RADIAT
Performing the noise of mind
A collaborative project by Pia Palme & Ryoko Akama,
sound installation and installative performance, 4,5 hours of live performance.
University of Huddersfield, October 5th 2013, for the conference ‘Noise as in music’.
RADIAT is an experiment in meta-noise.
This juxtaposition of sonic installations by two composers draws on different perspectives of ‘noise’. Akama explores social noise from her position as a sound artist, whereas Palme uses the noise/signal duality to define her performance of personal mind’s activity. The pieces co-exist and interfere with each other in shared space. The resulting work discusses the cross-perspectives and methodologies of individual approaches, overlaid and influenced by parallel working processes.
Performance instructions
for RADIAT MN (Palme 2013) see here >>>
Fotos: Palme & Akama
RADIAT MN – Pia Palme
In this installation Palme performs the multi-layered structure of the ‘noise of mind’ as she observes it during live improvisation. Four speakers and a human performer – Palme performing a contrabass recorder and four microphones – are placed along a line in space.
In musical practice, thought activity during a performance is largely considered as ‘noise’ – an unwanted by-product of the mind. Here, Palme redefines the relevancy of her inner states by reversing the noise/signal duality: the totality of the mind’s activity is turned into performative material, re-composed and reproduced by vocal and instrumentalproduction, captured and amplified with microphones and exploded into the environment.
The five-tiered score governing this performance requires precise awareness and monitoring of one’s inner states. Palme defines the mind as inclusive and multi-layered, on a scale from the internal monologue, the longing to communicate, emotions and perceptions, to extrovert vocal production; the instrument, as an extension of her breath, marks the shifting border between inside and outside.
Actions to re-perform mental movements include extended techniques picked up by four separate microphones, such as a radio transmitted throat-microphone with PTT-button. The sonic layers are distributed to four separate speakers.

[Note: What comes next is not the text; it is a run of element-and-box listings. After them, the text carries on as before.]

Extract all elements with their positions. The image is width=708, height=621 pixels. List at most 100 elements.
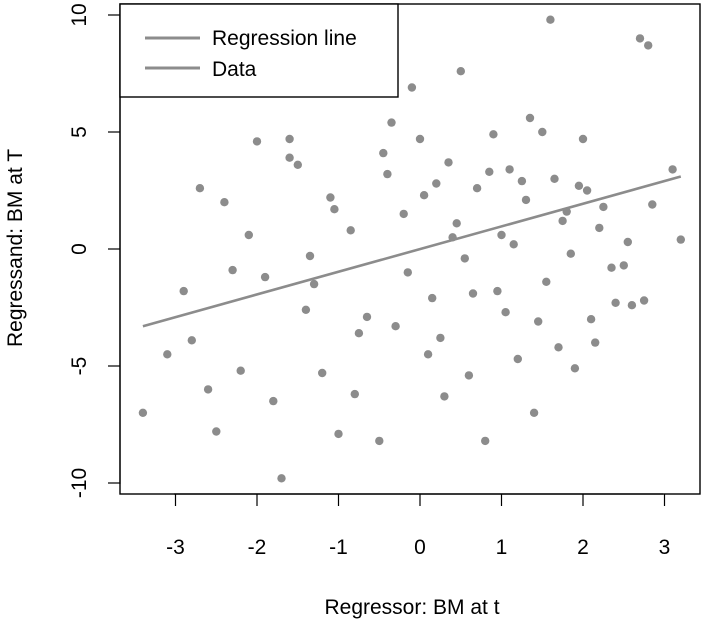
data-point [269,396,278,406]
data-point [521,195,531,205]
data-point [301,305,311,314]
data-point [505,165,514,174]
data-point [423,350,433,359]
data-point [407,83,417,92]
data-point [529,408,539,417]
data-point [611,298,620,307]
data-point [599,202,608,212]
data-points [138,15,685,483]
data-point [318,368,327,378]
data-point [578,134,588,144]
data-point [326,193,335,202]
x-tick-label: -1 [329,536,348,559]
data-point [619,261,628,270]
data-point [403,268,412,277]
data-point [558,216,567,226]
data-point [639,296,649,305]
data-point [517,176,527,186]
legend-label-data: Data [212,58,257,81]
data-point [648,200,657,209]
data-point [293,160,302,169]
data-point [399,209,408,219]
data-point [623,237,632,247]
data-point [582,186,592,195]
data-point [432,179,441,188]
data-point [550,174,559,183]
data-point [260,272,270,282]
x-tick-label: 3 [659,536,671,559]
y-tick-label: 5 [68,126,91,138]
data-point [252,137,262,146]
data-point [444,158,453,167]
legend-label-regression-line: Regression line [212,27,357,50]
data-point [501,308,510,317]
data-point [607,263,616,272]
data-point [138,408,148,417]
data-point [203,385,213,394]
y-tick-label: 10 [68,3,91,26]
data-point [570,364,580,373]
data-point [195,184,205,193]
data-point [460,254,469,263]
data-point [285,153,294,162]
data-point [212,427,221,436]
data-point [481,436,490,446]
x-axis-title: Regressor: BM at t [324,596,499,619]
data-point [534,317,543,326]
data-point [513,354,522,364]
data-point [538,127,547,137]
data-point [354,329,364,338]
y-tick-label: -10 [68,468,91,498]
y-tick-label: 0 [68,243,91,255]
data-point [375,436,384,446]
data-point [415,134,425,144]
x-axis: -3 -2 -1 0 1 2 3 [166,493,671,559]
legend-box [119,3,399,98]
regression-line [142,175,682,328]
data-point [595,223,604,233]
data-point [456,67,465,76]
data-point [566,249,575,258]
x-tick-label: -3 [166,536,185,559]
data-point [187,336,196,345]
data-point [387,118,396,127]
data-point [574,181,584,190]
data-point [244,230,253,240]
regression-line-layer [142,175,682,328]
data-point [554,343,563,352]
data-point [309,279,319,289]
x-tick-label: 2 [577,536,589,559]
y-axis: -10 -5 0 5 10 [68,3,121,498]
x-tick-label: 0 [414,536,426,559]
data-point [542,277,551,286]
data-point [350,389,359,399]
data-point [436,333,445,343]
data-point [485,167,494,176]
x-tick-label: 1 [496,536,508,559]
data-point [428,293,437,303]
data-point [472,184,482,193]
data-point [383,169,392,179]
data-point [493,286,502,296]
data-point [285,134,294,144]
data-point [676,235,685,244]
data-point [179,286,188,296]
data-point [419,191,429,200]
data-point [220,198,229,207]
data-point [635,34,645,43]
data-point [525,113,535,123]
data-point [330,205,339,214]
data-point [586,315,596,324]
data-point [497,230,506,240]
data-point [452,219,461,228]
data-point [591,338,600,347]
data-point [236,366,245,375]
data-point [362,312,372,322]
data-point [489,130,498,139]
data-point [464,371,474,380]
y-axis-title: Regressand: BM at T [4,149,27,347]
data-point [334,429,343,439]
data-point [391,322,400,331]
data-point [277,474,286,483]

The sonic environment oscillates between noise and signal; which part of mental activity is relevant for a performance and which is not?
RADIAT GC – Ryoko Akama
Akama’s installation draws on environmental and ecological concerns in which social noise and its capability of collaborative-ness are questioned. It uses a Geiger counter, a radiation detector in the air, and radio transmission system. Water in a pool is vibrated by four speakers which receive frequency compositions created by noise data through a Geiger counter. The cymatic patterns which occur on the water’s surface result from the transformation of sonic energy. This physicality of information science sustains optic listening and a subtle encounter with low frequency soundscapes.